Jedes Mitglied untersteht einem Vorgesetzten. Geeignet für kleine bis mittlere Unternehmen.

  • Vorteile: Einfachheit, klare Verantwortlichkeiten, schnelle Entscheidungen.
  • Nachteile: Mangelnde Flexibilität, Überlastung der Führung, geringe Motivation.

Funktionelles Modell

Gekennzeichnet durch Spezialisten für spezifische Aufgaben.

  • Vorteile: Fachwissen, direkte Kommunikation.
  • Nachteile: Mögliche widersprüchliche Anweisungen durch mehrere Vorgesetzte.

Linien-Stab-Modell

Hierarchische Struktur ergänzt durch beratende Stabsstellen.

  • Vorteile: Einbindung von Spezialisten ohne Unterbrechung der Befehlskette.
  • Nachteile: Langsame Entscheidungsfindung, potenzielle Konflikte zwischen Linie und Stab.

Ausschussmodell

Entscheidungen werden gemeinsam durch Leiter verschiedener Bereiche getroffen.

  • Vorteile: Ganzheitliche Sichtweise, breite Beteiligung.
  • Nachteile: Zeitaufwendige Entscheidungsfindung, geteilte Verantwortung.

Matrix-Modell

Kombiniert funktionale Abteilungen mit projektbezogener Struktur.
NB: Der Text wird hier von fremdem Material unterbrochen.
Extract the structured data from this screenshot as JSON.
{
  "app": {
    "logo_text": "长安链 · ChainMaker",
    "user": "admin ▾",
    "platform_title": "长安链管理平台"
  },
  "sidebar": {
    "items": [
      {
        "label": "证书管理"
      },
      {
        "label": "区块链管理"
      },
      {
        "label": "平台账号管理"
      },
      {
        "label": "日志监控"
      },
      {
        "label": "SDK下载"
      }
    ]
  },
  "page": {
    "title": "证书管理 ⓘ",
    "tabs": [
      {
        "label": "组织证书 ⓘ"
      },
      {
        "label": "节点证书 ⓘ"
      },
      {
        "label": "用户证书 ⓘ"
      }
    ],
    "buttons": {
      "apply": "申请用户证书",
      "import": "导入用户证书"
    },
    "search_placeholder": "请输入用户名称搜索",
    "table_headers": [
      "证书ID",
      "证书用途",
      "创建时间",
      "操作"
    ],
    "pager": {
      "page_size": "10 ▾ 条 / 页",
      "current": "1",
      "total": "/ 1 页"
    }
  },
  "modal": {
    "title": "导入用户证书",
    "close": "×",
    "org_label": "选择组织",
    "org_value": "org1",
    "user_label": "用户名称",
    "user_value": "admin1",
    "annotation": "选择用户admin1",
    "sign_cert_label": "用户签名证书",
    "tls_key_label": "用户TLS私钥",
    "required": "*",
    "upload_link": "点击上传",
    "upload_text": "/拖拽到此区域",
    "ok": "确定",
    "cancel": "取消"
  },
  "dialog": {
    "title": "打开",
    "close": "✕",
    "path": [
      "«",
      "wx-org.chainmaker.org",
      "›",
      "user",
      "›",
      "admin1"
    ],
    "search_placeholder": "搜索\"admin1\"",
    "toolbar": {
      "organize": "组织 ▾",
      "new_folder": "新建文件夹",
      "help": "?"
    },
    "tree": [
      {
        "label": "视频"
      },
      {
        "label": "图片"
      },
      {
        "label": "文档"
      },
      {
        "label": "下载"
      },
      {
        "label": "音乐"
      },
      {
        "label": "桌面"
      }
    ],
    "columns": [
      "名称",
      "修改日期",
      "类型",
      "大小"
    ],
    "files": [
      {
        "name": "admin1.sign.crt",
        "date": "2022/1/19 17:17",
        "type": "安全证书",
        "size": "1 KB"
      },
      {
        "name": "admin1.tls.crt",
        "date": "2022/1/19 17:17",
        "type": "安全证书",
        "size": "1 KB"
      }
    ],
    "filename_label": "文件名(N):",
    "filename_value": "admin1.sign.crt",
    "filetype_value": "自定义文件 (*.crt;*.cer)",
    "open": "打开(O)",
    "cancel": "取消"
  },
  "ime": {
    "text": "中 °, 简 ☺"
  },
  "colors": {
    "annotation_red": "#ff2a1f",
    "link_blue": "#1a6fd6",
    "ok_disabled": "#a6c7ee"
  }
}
  • Vorteile: Hohe Flexibilität bei Projekten.
  • Nachteile: Koordinationsaufwand, Konfliktpotenzial zwischen Projekt- und Abteilungsleitern.

Unternehmensführung

Die Aufgaben des Managements umfassen Planung, Organisation und Verwaltung, um menschliche und materielle Faktoren optimal zu verbinden.

  • Planung: Festlegung von Zielen und Strategien.
  • Organisieren: Design der Struktur und Zuweisung von Aufgaben und Verantwortlichkeiten.
  • Verwalten: Steuerung der Mitarbeiter zur Erreichung der Unternehmensziele.